We do this to differentiate layout tables from data tables and it works very well. We have heuristics to weed out spacer images, too. I’d argue we need to do this in more places. Lists for example: bug 122320.
Comment 7 chris fleizach 2013-10-04 00:40:36 PDT
(In reply to comment #6)
> (In reply to comment #4)
> 
> > I don't know if this is a good idea. We'd essentially be saying a portion of defined HTML should be ignored because authors are doing it wrong. That would could be true of so many different things.
> 
> We do this to differentiate layout tables from data tables and it works very well. We have heuristics to weed out spacer images, too. I’d argue we need to do this in more places. Lists for example: bug 122320.
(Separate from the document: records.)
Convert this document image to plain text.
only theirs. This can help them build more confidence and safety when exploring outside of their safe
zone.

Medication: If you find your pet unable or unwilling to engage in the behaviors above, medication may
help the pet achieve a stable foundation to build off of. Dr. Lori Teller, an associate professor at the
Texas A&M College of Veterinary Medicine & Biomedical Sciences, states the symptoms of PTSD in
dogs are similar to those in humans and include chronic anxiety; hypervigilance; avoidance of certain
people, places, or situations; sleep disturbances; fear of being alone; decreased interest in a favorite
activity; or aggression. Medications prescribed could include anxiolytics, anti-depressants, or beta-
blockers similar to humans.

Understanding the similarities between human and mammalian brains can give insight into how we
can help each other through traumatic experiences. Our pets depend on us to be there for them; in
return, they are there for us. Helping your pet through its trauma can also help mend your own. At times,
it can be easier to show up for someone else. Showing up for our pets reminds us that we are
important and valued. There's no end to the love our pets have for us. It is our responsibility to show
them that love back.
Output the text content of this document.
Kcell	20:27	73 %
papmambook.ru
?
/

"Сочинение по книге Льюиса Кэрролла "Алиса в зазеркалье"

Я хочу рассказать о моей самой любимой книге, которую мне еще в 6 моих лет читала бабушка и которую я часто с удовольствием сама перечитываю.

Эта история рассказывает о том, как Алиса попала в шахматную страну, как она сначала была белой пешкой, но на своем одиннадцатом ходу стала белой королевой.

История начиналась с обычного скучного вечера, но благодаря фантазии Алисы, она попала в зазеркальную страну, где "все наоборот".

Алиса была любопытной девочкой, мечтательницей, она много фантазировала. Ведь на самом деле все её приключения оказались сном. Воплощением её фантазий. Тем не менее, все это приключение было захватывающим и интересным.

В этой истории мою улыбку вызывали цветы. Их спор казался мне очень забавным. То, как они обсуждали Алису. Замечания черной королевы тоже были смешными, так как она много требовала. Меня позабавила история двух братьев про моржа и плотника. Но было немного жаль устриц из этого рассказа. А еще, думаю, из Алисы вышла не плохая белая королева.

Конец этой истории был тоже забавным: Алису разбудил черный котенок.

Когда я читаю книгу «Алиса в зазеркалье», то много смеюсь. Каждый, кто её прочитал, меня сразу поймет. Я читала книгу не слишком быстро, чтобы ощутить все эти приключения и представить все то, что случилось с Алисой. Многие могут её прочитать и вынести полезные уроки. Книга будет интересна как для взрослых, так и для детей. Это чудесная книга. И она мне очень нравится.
I don't think these examples are equivalent. What you're proposing with this change would make it impossible for non-english speakers to go to a webpage with lang="en" and hear English spoken automatically.
Comment 8 James Craig 2013-10-04 00:41:37 PDT
(In reply to comment #5)

> I agree with Alexey that this is not an accessibility-specific issue, so I would not want the heuristic in the accessibility code.

Okay, let’s clone this one for the heuristics portion of it, and just do the simple solution above for accessibility, where we ignore EN defined on <html> due to the authoring tool errors.
Comment 9 James Craig 2013-10-04 00:46:39 PDT
(In reply to comment #7)
> (In reply to comment #6)
> > (In reply to comment #4)
> > 
> > > I don't know if this is a good idea. We'd essentially be saying a portion of defined HTML should be ignored because authors are doing it wrong. That would could be true of so many different things.
> > 
> > We do this to differentiate layout tables from data tables and it works very well. We have heuristics to weed out spacer images, too. I’d argue we need to do this in more places. Lists for example: bug 122320.
> 
> I don't think these examples are equivalent. What you're proposing with this change would make it impossible for non-english speakers to go to a webpage with lang="en" and hear English spoken automatically.

Currently, non-English speaking screen reader users go to sites like the ones above and hear the *wrong* language voice, then have to override it it manually. I’m suggesting we fix that bug, based on the evidence that many of these sites do the wrong thing on the <html> element. We could leave the <body> alone as a workaround, since we haven’t seen this in error in as many places.
Comment 10 James Craig 2013-10-04 00:48:33 PDT
Non-English speakers users can still switch their language rotor and hear the current site in English, if they determine it actually is in English.